Likewise, the alleged "sensory deprivation" and "unnecessary restraint" that outraged Amnesty International were of no particular concern to the International Committee of the Red Cross. It doesn't claim these violated the Geneva Convention. The violation, in its view, was -- I'm not making this up -- the photo itself, which supposedly flouted the rule against making a public spectacle of captives.
There you have it: The United States opens a window on its alleged inhumanity, and it gets blamed for both the alleged inhumanity and for its openness.
But the human-rights watchdogs don't even agree on that. Tom Malinowski of Human Rights Watch says, "I wouldn't say it's a violation. You can't parade prisoners before jeering crowds, or release humiliating photos, or make them objects of scorn." Demeaning the prisoners was obviously not the purpose in this instance.

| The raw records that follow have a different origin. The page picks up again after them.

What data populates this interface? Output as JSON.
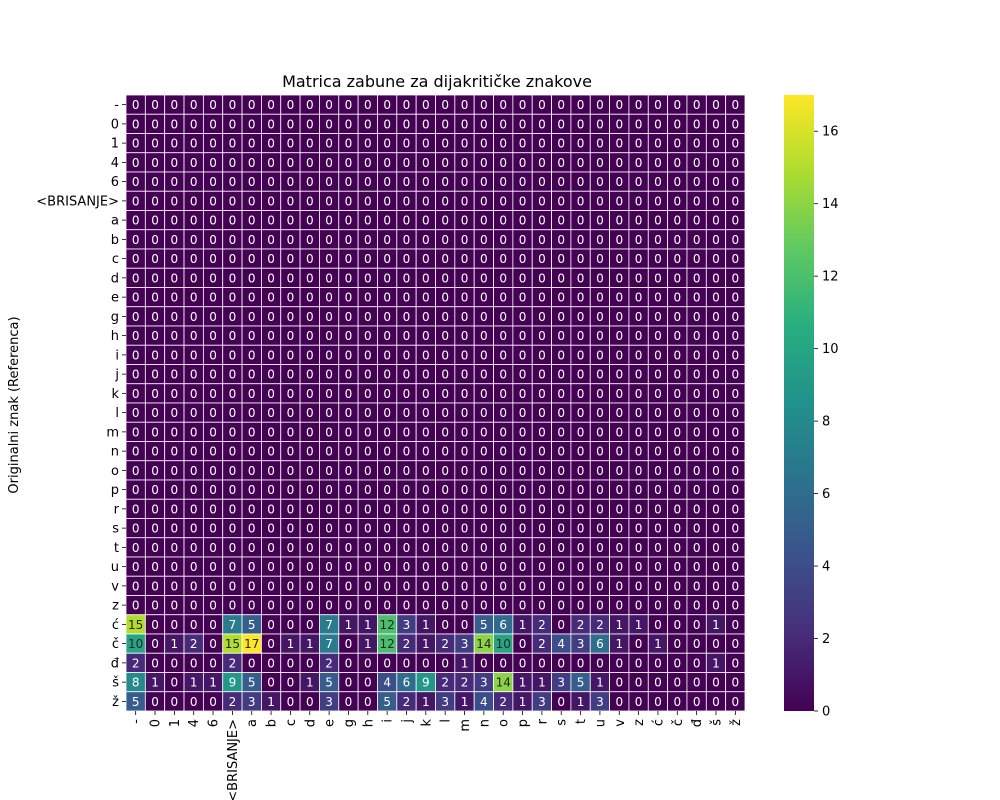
{
  "chart_data": {
    "type": "heatmap",
    "title": "Matrica zabune za dijakritičke znakove",
    "ylabel": "Originalni znak (Referenca)",
    "xlabel": "",
    "row_labels": [
      "-",
      "0",
      "1",
      "4",
      "6",
      "<BRISANJE>",
      "a",
      "b",
      "c",
      "d",
      "e",
      "g",
      "h",
      "i",
      "j",
      "k",
      "l",
      "m",
      "n",
      "o",
      "p",
      "r",
      "s",
      "t",
      "u",
      "v",
      "z",
      "ć",
      "č",
      "đ",
      "š",
      "ž"
    ],
    "col_labels": [
      "-",
      "0",
      "1",
      "4",
      "6",
      "<BRISANJE>",
      "a",
      "b",
      "c",
      "d",
      "e",
      "g",
      "h",
      "i",
      "j",
      "k",
      "l",
      "m",
      "n",
      "o",
      "p",
      "r",
      "s",
      "t",
      "u",
      "v",
      "z",
      "ć",
      "č",
      "đ",
      "š",
      "ž"
    ],
    "matrix": [
      [
        0,
        0,
        0,
        0,
        0,
        0,
        0,
        0,
        0,
        0,
        0,
        0,
        0,
        0,
        0,
        0,
        0,
        0,
        0,
        0,
        0,
        0,
        0,
        0,
        0,
        0,
        0,
        0,
        0,
        0,
        0,
        0
      ],
      [
        0,
        0,
        0,
        0,
        0,
        0,
        0,
        0,
        0,
        0,
        0,
        0,
        0,
        0,
        0,
        0,
        0,
        0,
        0,
        0,
        0,
        0,
        0,
        0,
        0,
        0,
        0,
        0,
        0,
        0,
        0,
        0
      ],
      [
        0,
        0,
        0,
        0,
        0,
        0,
        0,
        0,
        0,
        0,
        0,
        0,
        0,
        0,
        0,
        0,
        0,
        0,
        0,
        0,
        0,
        0,
        0,
        0,
        0,
        0,
        0,
        0,
        0,
        0,
        0,
        0
      ],
      [
        0,
        0,
        0,
        0,
        0,
        0,
        0,
        0,
        0,
        0,
        0,
        0,
        0,
        0,
        0,
        0,
        0,
        0,
        0,
        0,
        0,
        0,
        0,
        0,
        0,
        0,
        0,
        0,
        0,
        0,
        0,
        0
      ],
      [
        0,
        0,
        0,
        0,
        0,
        0,
        0,
        0,
        0,
        0,
        0,
        0,
        0,
        0,
        0,
        0,
        0,
        0,
        0,
        0,
        0,
        0,
        0,
        0,
        0,
        0,
        0,
        0,
        0,
        0,
        0,
        0
      ],
      [
        0,
        0,
        0,
        0,
        0,
        0,
        0,
        0,
        0,
        0,
        0,
        0,
        0,
        0,
        0,
        0,
        0,
        0,
        0,
        0,
        0,
        0,
        0,
        0,
        0,
        0,
        0,
        0,
        0,
        0,
        0,
        0
      ],
      [
        0,
        0,
        0,
        0,
        0,
        0,
        0,
        0,
        0,
        0,
        0,
        0,
        0,
        0,
        0,
        0,
        0,
        0,
        0,
        0,
        0,
        0,
        0,
        0,
        0,
        0,
        0,
        0,
        0,
        0,
        0,
        0
      ],
      [
        0,
        0,
        0,
        0,
        0,
        0,
        0,
        0,
        0,
        0,
        0,
        0,
        0,
        0,
        0,
        0,
        0,
        0,
        0,
        0,
        0,
        0,
        0,
        0,
        0,
        0,
        0,
        0,
        0,
        0,
        0,
        0
      ],
      [
        0,
        0,
        0,
        0,
        0,
        0,
        0,
        0,
        0,
        0,
        0,
        0,
        0,
        0,
        0,
        0,
        0,
        0,
        0,
        0,
        0,
        0,
        0,
        0,
        0,
        0,
        0,
        0,
        0,
        0,
        0,
        0
      ],
      [
        0,
        0,
        0,
        0,
        0,
        0,
        0,
        0,
        0,
        0,
        0,
        0,
        0,
        0,
        0,
        0,
        0,
        0,
        0,
        0,
        0,
        0,
        0,
        0,
        0,
        0,
        0,
        0,
        0,
        0,
        0,
        0
      ],
      [
        0,
        0,
        0,
        0,
        0,
        0,
        0,
        0,
        0,
        0,
        0,
        0,
        0,
        0,
        0,
        0,
        0,
        0,
        0,
        0,
        0,
        0,
        0,
        0,
        0,
        0,
        0,
        0,
        0,
        0,
        0,
        0
      ],
      [
        0,
        0,
        0,
        0,
        0,
        0,
        0,
        0,
        0,
        0,
        0,
        0,
        0,
        0,
        0,
        0,
        0,
        0,
        0,
        0,
        0,
        0,
        0,
        0,
        0,
        0,
        0,
        0,
        0,
        0,
        0,
        0
      ],
      [
        0,
        0,
        0,
        0,
        0,
        0,
        0,
        0,
        0,
        0,
        0,
        0,
        0,
        0,
        0,
        0,
        0,
        0,
        0,
        0,
        0,
        0,
        0,
        0,
        0,
        0,
        0,
        0,
        0,
        0,
        0,
        0
      ],
      [
        0,
        0,
        0,
        0,
        0,
        0,
        0,
        0,
        0,
        0,
        0,
        0,
        0,
        0,
        0,
        0,
        0,
        0,
        0,
        0,
        0,
        0,
        0,
        0,
        0,
        0,
        0,
        0,
        0,
        0,
        0,
        0
      ],
      [
        0,
        0,
        0,
        0,
        0,
        0,
        0,
        0,
        0,
        0,
        0,
        0,
        0,
        0,
        0,
        0,
        0,
        0,
        0,
        0,
        0,
        0,
        0,
        0,
        0,
        0,
        0,
        0,
        0,
        0,
        0,
        0
      ],
      [
        0,
        0,
        0,
        0,
        0,
        0,
        0,
        0,
        0,
        0,
        0,
        0,
        0,
        0,
        0,
        0,
        0,
        0,
        0,
        0,
        0,
        0,
        0,
        0,
        0,
        0,
        0,
        0,
        0,
        0,
        0,
        0
      ],
      [
        0,
        0,
        0,
        0,
        0,
        0,
        0,
        0,
        0,
        0,
        0,
        0,
        0,
        0,
        0,
        0,
        0,
        0,
        0,
        0,
        0,
        0,
        0,
        0,
        0,
        0,
        0,
        0,
        0,
        0,
        0,
        0
      ],
      [
        0,
        0,
        0,
        0,
        0,
        0,
        0,
        0,
        0,
        0,
        0,
        0,
        0,
        0,
        0,
        0,
        0,
        0,
        0,
        0,
        0,
        0,
        0,
        0,
        0,
        0,
        0,
        0,
        0,
        0,
        0,
        0
      ],
      [
        0,
        0,
        0,
        0,
        0,
        0,
        0,
        0,
        0,
        0,
        0,
        0,
        0,
        0,
        0,
        0,
        0,
        0,
        0,
        0,
        0,
        0,
        0,
        0,
        0,
        0,
        0,
        0,
        0,
        0,
        0,
        0
      ],
      [
        0,
        0,
        0,
        0,
        0,
        0,
        0,
        0,
        0,
        0,
        0,
        0,
        0,
        0,
        0,
        0,
        0,
        0,
        0,
        0,
        0,
        0,
        0,
        0,
        0,
        0,
        0,
        0,
        0,
        0,
        0,
        0
      ],
      [
        0,
        0,
        0,
        0,
        0,
        0,
        0,
        0,
        0,
        0,
        0,
        0,
        0,
        0,
        0,
        0,
        0,
        0,
        0,
        0,
        0,
        0,
        0,
        0,
        0,
        0,
        0,
        0,
        0,
        0,
        0,
        0
      ],
      [
        0,
        0,
        0,
        0,
        0,
        0,
        0,
        0,
        0,
        0,
        0,
        0,
        0,
        0,
        0,
        0,
        0,
        0,
        0,
        0,
        0,
        0,
        0,
        0,
        0,
        0,
        0,
        0,
        0,
        0,
        0,
        0
      ],
      [
        0,
        0,
        0,
        0,
        0,
        0,
        0,
        0,
        0,
        0,
        0,
        0,
        0,
        0,
        0,
        0,
        0,
        0,
        0,
        0,
        0,
        0,
        0,
        0,
        0,
        0,
        0,
        0,
        0,
        0,
        0,
        0
      ],
      [
        0,
        0,
        0,
        0,
        0,
        0,
        0,
        0,
        0,
        0,
        0,
        0,
        0,
        0,
        0,
        0,
        0,
        0,
        0,
        0,
        0,
        0,
        0,
        0,
        0,
        0,
        0,
        0,
        0,
        0,
        0,
        0
      ],
      [
        0,
        0,
        0,
        0,
        0,
        0,
        0,
        0,
        0,
        0,
        0,
        0,
        0,
        0,
        0,
        0,
        0,
        0,
        0,
        0,
        0,
        0,
        0,
        0,
        0,
        0,
        0,
        0,
        0,
        0,
        0,
        0
      ],
      [
        0,
        0,
        0,
        0,
        0,
        0,
        0,
        0,
        0,
        0,
        0,
        0,
        0,
        0,
        0,
        0,
        0,
        0,
        0,
        0,
        0,
        0,
        0,
        0,
        0,
        0,
        0,
        0,
        0,
        0,
        0,
        0
      ],
      [
        0,
        0,
        0,
        0,
        0,
        0,
        0,
        0,
        0,
        0,
        0,
        0,
        0,
        0,
        0,
        0,
        0,
        0,
        0,
        0,
        0,
        0,
        0,
        0,
        0,
        0,
        0,
        0,
        0,
        0,
        0,
        0
      ],
      [
        15,
        0,
        0,
        0,
        0,
        7,
        5,
        0,
        0,
        0,
        7,
        1,
        1,
        12,
        3,
        1,
        0,
        0,
        5,
        6,
        1,
        2,
        0,
        2,
        2,
        1,
        1,
        0,
        0,
        0,
        1,
        0
      ],
      [
        10,
        0,
        1,
        2,
        0,
        15,
        17,
        0,
        1,
        1,
        7,
        0,
        1,
        12,
        2,
        1,
        2,
        3,
        14,
        10,
        0,
        2,
        4,
        3,
        6,
        1,
        0,
        1,
        0,
        0,
        0,
        0
      ],
      [
        2,
        0,
        0,
        0,
        0,
        2,
        0,
        0,
        0,
        0,
        2,
        0,
        0,
        0,
        0,
        0,
        0,
        1,
        0,
        0,
        0,
        0,
        0,
        0,
        0,
        0,
        0,
        0,
        0,
        0,
        1,
        0
      ],
      [
        8,
        1,
        0,
        1,
        1,
        9,
        5,
        0,
        0,
        1,
        5,
        0,
        0,
        4,
        6,
        9,
        2,
        2,
        3,
        14,
        1,
        1,
        3,
        5,
        1,
        0,
        0,
        0,
        0,
        0,
        0,
        0
      ],
      [
        5,
        0,
        0,
        0,
        0,
        2,
        3,
        1,
        0,
        0,
        3,
        0,
        0,
        5,
        2,
        1,
        3,
        1,
        4,
        2,
        1,
        3,
        0,
        1,
        3,
        0,
        0,
        0,
        0,
        0,
        0,
        0
      ]
    ],
    "vmin": 0,
    "vmax": 17,
    "colormap": "viridis",
    "colorbar_ticks": [
      0,
      2,
      4,
      6,
      8,
      10,
      12,
      14,
      16
    ]
  }
}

It's not clear by any means that the U.S. has any obligation to follow every jot and tittle of the Geneva Convention, which was not written to uphold the rights of people who fly civilian airliners into office buildings. To qualify for the protections of that treaty, combatants have to follow basic rules of war, like wearing uniforms, carrying your arms openly, and respecting the rules of war. Al Qaeda's members obviously don't qualify, and even Taliban soldiers may not.